The server can now decrypt data written under either key and writes all new ciphertext under the new key.

**Step 2 — re-encrypt at rest.** Run a dry run first, then the real pass:

```bash
overslash admin reencrypt --dry-run     # report only, no writes
overslash admin reencrypt               # rewrite every ciphertext under the active key
overslash admin reencrypt --batch 1000  # optional: rows per batch (default 500)
```

`reencrypt` walks every encrypted column (secret values, connection access/refresh tokens, BYOC credentials, IdP client secrets, MCP upstream tokens) in batches. For each row it fast-path skips anything already tagged with the active id, otherwise decrypts with the keyring and re-encrypts under the active key. It prints per-table counts of `total`, `already_active`, `re_encrypted`, and `errors`.

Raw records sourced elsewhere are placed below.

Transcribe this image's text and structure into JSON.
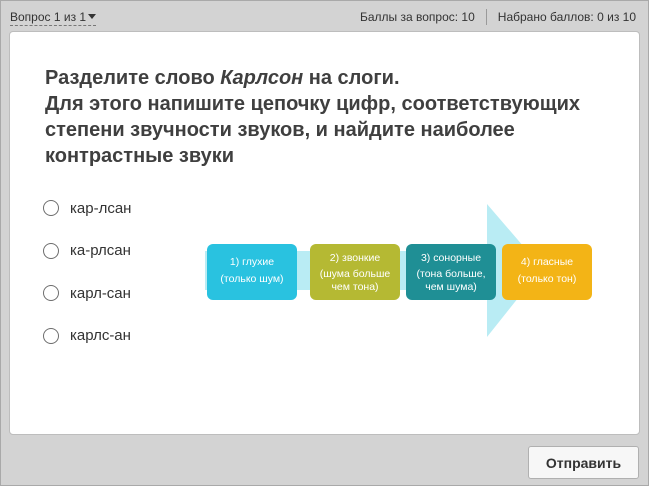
{
  "header": {
    "question_nav": "Вопрос 1 из 1",
    "points_per_question": "Баллы за вопрос: 10",
    "points_scored": "Набрано баллов: 0 из 10"
  },
  "question": {
    "line1_prefix": "Разделите слово ",
    "line1_word": "Карлсон",
    "line1_suffix": " на слоги.",
    "line2": "Для этого напишите цепочку цифр, соответствующих степени звучности звуков, и найдите наиболее контрастные звуки"
  },
  "options": [
    {
      "label": "кар-лсан"
    },
    {
      "label": "ка-рлсан"
    },
    {
      "label": "карл-сан"
    },
    {
      "label": "карлс-ан"
    }
  ],
  "diagram": {
    "boxes": [
      {
        "line1": "1) глухие",
        "line2": "(только шум)",
        "line3": "",
        "color": "#29c2e0"
      },
      {
        "line1": "2) звонкие",
        "line2": "(шума больше",
        "line3": "чем тона)",
        "color": "#b5b933"
      },
      {
        "line1": "3) сонорные",
        "line2": "(тона больше,",
        "line3": "чем шума)",
        "color": "#1f8f95"
      },
      {
        "line1": "4) гласные",
        "line2": "(только тон)",
        "line3": "",
        "color": "#f3b416"
      }
    ],
    "arrow_color": "#b9ecf4"
  },
  "footer": {
    "submit_label": "Отправить"
  }
}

**Step 3 — drop the previous key.** Once `reencrypt` reports zero rows left on the old key, deploy again with `SECRETS_ENCRYPTION_KEY_PREVIOUS` (and `_PREVIOUS_ID`) **removed**. The old key is now retired.

### Failure modes

- **Refuses to run without a previous key.** If `SECRETS_ENCRYPTION_KEY_PREVIOUS` is unset, `reencrypt` exits immediately — there is nothing to rotate from. This guards against running it outside a rotation.
- **Row-level errors are non-fatal.** A row that can't be decrypted (e.g. tagged with a third, unknown key) or written is logged and counted, and the command continues. If any errors accumulated, the command exits non-zero with a count. Run `--dry-run` first to surface undecryptable rows before mutating anything.
- **Not transactional — but safe to re-run.** Rows are written one at a time, so a crash mid-run leaves some rows rotated and some not. Simply run `reencrypt` again: already-rotated rows fast-path skip (they carry the active id), and the rest are picked up. This is correct precisely because the active id strictly increases each rotation.
- **Concurrent writes are handled.** Each update is a compare-and-swap against the ciphertext read at the start; if a live request rewrote the row in between, the swap is a no-op and the row counts as already-active (the concurrent write already used the active key).

## Rotating `SIGNING_KEY`

The signing key is **not** stored anywhere at rest, so rotating it requires no re-encryption. Swap `SIGNING_KEY` for a freshly generated value and redeploy. The trade-off is that existing OAuth and session tokens signed with the old key become invalid, so users and clients re-authenticate after the rotation. Schedule it during a low-traffic window if that matters.

## Disaster recovery

- **Lost `SECRETS_ENCRYPTION_KEY`:** the vault is unrecoverable — there is no backdoor. This is why the key must be backed up independently of the database.
- **Lost `SIGNING_KEY`:** no data loss; generate a new one and redeploy. All sessions and outstanding tokens are invalidated and clients re-authenticate.
- **Restoring a database backup:** restore it alongside the `SECRETS_ENCRYPTION_KEY` that was active when the backup was taken (or any key still on the keyring that can decrypt it).